Continuo a restare basito  :Shocked: 

Che valore ha la variabile $DISPLAY nel server remoto?

 *fedeliallalinea wrote:*   

> 
> 
> E magari fare anche sulla macchina locale un
> 
> Code:
> ...

 

No, ribadisco che con SSH non e' necessario usare xhost.

Da SSH(1) :

X11 and TCP forwarding

     If the ForwardX11 variable is set to ``yes'' (or, see the description of

     the -X and -x options described later) and the user is using X11 (the

     DISPLAY environment variable is set), the connection to the X11 display

     is automatically forwarded to the remote side in such a way that any X11

     programs started from the shell (or command) will go through the

     encrypted channel, and the connection to the real X server will be made

     from the local machine.  The user should not manually set DISPLAY.  For-

     warding of X11 connections can be configured on the command line or in

     configuration files.

     The DISPLAY value set by ssh will point to the server machine, but with a

     display number greater than zero.  This is normal, and happens because

     ssh creates a ``proxy'' X server on the server machine for forwarding the

     connections over the encrypted channel.

     ssh will also automatically set up Xauthority data on the server machine.

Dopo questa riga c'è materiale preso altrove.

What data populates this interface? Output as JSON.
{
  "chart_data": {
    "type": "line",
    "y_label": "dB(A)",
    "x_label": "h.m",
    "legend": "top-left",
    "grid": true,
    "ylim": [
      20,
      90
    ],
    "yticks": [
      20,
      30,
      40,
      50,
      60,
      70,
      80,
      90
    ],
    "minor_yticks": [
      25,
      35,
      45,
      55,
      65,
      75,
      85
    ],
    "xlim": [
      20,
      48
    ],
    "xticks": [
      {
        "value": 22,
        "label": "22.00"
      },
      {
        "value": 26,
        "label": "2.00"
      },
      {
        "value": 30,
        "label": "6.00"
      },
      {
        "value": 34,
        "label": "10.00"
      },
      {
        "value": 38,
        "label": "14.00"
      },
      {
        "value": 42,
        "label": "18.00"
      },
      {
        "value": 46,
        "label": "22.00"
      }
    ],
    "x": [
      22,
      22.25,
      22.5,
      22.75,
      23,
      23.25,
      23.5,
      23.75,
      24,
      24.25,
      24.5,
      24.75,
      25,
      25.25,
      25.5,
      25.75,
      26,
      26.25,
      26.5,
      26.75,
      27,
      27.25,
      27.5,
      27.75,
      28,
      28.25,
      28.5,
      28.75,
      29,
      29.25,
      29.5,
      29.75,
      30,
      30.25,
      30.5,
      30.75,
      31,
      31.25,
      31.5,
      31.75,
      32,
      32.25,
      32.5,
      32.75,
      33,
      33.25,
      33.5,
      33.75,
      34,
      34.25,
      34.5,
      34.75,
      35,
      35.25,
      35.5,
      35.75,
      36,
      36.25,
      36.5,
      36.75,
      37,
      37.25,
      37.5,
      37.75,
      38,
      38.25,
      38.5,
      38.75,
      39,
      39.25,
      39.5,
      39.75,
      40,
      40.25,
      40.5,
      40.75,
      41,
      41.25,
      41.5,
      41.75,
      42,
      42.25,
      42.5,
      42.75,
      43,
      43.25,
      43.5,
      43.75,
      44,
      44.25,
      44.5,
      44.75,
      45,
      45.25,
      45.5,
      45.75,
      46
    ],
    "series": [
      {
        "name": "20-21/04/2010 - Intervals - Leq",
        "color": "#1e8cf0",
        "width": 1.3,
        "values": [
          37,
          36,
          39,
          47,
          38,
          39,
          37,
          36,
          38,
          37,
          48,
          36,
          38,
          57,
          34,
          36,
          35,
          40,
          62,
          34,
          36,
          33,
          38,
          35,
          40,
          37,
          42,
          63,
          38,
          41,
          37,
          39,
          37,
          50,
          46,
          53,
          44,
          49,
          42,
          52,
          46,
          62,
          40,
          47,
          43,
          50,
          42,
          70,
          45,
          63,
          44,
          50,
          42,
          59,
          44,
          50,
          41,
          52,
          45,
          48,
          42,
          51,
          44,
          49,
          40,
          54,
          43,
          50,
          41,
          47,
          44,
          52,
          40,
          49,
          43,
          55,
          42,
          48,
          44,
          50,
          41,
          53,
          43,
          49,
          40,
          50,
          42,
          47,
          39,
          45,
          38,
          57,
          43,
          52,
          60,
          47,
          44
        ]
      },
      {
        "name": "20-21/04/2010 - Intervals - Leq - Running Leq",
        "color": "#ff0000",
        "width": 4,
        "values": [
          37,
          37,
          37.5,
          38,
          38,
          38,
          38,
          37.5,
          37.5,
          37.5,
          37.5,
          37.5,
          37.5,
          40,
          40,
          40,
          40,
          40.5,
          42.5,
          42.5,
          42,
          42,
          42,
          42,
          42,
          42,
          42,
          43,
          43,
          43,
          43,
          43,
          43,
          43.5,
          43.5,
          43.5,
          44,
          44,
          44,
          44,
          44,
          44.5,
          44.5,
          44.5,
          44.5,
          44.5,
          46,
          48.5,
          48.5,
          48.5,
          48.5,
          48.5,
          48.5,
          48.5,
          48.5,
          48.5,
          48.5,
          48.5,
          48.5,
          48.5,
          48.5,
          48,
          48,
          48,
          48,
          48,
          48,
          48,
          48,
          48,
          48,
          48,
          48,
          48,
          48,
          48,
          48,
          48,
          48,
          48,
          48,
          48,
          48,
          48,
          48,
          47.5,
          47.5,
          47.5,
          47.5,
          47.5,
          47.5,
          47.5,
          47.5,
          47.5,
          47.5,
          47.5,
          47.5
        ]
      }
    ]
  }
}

     For this purpose, it will generate a random authorization cookie, store

     it in Xauthority on the server, and verify that any forwarded connections

     carry this cookie and replace it by the real cookie when the connection

     is opened.  The real authentication cookie is never sent to the server

     machine (and no cookies are sent in the plain).

--Gianluca

----------

## skunk

 *Ginko wrote:*   

> Che valore ha la variabile $DISPLAY nel server remoto?

 

 *Quote:*   

> [skunk@nagual skunk]$ echo $DISPLAY
> 
> mescalito:0

 

mescalito e' l'host dal quale mi connetto al server remoto (nagual)

----------

## Ginko

 *skunk wrote:*   

>  *Ginko wrote:*   Che valore ha la variabile $DISPLAY nel server remoto? 
> 
>  *Quote:*   [skunk@nagual skunk]$ echo $DISPLAY
> 
> mescalito:0 
> ...

 

Il che significa che non stai usando la funzione X11Forwarding di SSH e quindi il protocollo X non viene incanalato nella sessione criptata ma viaggia per conto suo sulla porta 6000 (o simili) il che e' alquanto insicuro.

--Gianluca

----------

## skunk

 *Ginko wrote:*   

> 
> 
> Il che significa che non stai usando la funzione X11Forwarding di SSH e quindi il protocollo X non viene incanalato nella sessione criptata ma viaggia per conto suo sulla porta 6000 (o simili) il che e' alquanto insicuro.
> 
> --Gianluca

 

hai ragione, ho impostato:

 *Quote:*   

> $ export DISPLAY="localhost:10.0"

 

e ora xhost non e' piu' necessario   :Wink: 

----------